Tantangan dekontaminasi PLTN Fukushima Daiichi sendiri masih sangat panjang. Sejumlah besar bahan bakar nuklir yang meleleh dan terkontaminasi masih berada di dalam reaktor. Proses pembersihan dan pengangkatan puing-puing ini sangat kompleks dan berisiko, dengan teknologi robot yang digunakan untuk melakukan investigasi dan pembersihan. Pembersihan kolam pendingin reaktor Unit 1 saja baru akan dimulai pada tahun 2027, setelah penundaan selama 10 tahun. Pengangkatan puing-puing bahan bakar yang meleleh ditargetkan baru akan dimulai pada tahun 2031. Akira Ono dari TEPCO menyebut pekerjaan ini sebagai pekerjaan yang “sangat sulit”, dan beberapa ahli bahkan memperkirakan proses dekontaminasi penuh baru dapat selesai pada tahun 2051 atau bahkan lebih lama lagi. Jadwal yang terlalu ambisius berpotensi menimbulkan risiko paparan radiasi yang tidak perlu bagi pekerja dan kerusakan lingkungan yang lebih besar.

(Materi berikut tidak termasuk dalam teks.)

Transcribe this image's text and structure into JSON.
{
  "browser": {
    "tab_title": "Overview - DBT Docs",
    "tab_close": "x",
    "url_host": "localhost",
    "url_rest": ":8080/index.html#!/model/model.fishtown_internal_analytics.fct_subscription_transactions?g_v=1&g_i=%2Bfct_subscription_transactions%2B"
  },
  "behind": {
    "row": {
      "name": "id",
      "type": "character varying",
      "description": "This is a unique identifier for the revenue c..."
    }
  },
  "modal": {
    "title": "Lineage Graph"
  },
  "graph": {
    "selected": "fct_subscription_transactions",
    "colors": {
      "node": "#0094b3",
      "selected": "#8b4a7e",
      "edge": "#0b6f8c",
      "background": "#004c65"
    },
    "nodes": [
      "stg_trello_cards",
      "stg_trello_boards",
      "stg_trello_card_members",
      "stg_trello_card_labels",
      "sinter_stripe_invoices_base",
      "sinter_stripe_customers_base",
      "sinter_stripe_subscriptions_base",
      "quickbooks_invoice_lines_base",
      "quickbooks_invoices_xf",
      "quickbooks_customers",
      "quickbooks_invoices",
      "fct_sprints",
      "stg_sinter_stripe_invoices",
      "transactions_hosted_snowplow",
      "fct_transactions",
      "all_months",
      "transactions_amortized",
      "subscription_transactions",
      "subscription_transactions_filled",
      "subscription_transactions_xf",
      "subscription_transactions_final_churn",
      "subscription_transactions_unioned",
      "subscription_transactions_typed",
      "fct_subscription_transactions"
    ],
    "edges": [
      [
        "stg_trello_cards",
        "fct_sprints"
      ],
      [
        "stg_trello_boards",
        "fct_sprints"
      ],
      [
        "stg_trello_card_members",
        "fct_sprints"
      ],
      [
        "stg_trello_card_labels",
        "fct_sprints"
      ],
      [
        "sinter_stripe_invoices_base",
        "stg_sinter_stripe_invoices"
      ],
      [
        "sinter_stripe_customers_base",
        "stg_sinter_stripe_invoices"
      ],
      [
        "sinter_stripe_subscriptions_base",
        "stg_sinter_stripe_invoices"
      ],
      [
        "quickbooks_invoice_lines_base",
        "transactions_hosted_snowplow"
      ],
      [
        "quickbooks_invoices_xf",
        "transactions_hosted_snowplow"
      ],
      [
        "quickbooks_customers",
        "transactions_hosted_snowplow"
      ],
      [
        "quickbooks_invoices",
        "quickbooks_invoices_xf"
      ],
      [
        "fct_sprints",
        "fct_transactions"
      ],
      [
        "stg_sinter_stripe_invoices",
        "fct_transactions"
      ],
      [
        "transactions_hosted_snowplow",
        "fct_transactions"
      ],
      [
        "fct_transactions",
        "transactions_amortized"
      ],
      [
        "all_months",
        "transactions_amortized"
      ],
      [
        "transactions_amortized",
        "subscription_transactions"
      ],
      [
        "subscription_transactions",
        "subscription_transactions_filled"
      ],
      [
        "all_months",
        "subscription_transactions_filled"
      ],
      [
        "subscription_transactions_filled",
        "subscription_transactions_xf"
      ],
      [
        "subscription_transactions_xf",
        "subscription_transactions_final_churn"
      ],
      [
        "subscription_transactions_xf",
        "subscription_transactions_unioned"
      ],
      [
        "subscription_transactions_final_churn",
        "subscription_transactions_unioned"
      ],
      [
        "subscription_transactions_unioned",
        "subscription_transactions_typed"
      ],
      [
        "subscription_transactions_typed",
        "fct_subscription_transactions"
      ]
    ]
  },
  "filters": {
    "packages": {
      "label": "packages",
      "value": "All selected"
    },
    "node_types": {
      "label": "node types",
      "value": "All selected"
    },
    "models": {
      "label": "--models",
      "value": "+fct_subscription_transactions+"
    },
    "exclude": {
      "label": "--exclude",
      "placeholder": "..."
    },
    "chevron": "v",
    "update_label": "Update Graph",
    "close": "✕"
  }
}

Meskipun bencana nuklir ini berdampak besar, perlu diingat bahwa Prefektur Fukushima sendiri sangat luas, dan sebagian besar wilayahnya tidak terpengaruh oleh radiasi. Setelah upaya dekontaminasi yang ekstensif, hanya 2,4% wilayah yang masih dinyatakan terlarang. Upaya pemulihan pariwisata juga sedang gencar dilakukan untuk menghidupkan kembali ekonomi lokal, terutama sektor pariwisata musim dingin seperti resor ski yang terdampak stigma negatif pasca bencana. Setelah tiga tahun pandemi, sektor pariwisata di Fukushima mulai menunjukkan tanda-tanda pemulihan.
Kejadian di Fukushima menjadi pelajaran berharga bagi dunia tentang pentingnya keselamatan nuklir dan pengelolaan limbah radioaktif. Proses penonaktifan PLTN dan pemulihan wilayah Fukushima masih akan menjadi perjalanan panjang yang penuh tantangan, membutuhkan kerja sama internasional dan komitmen jangka panjang dari semua pihak yang terlibat.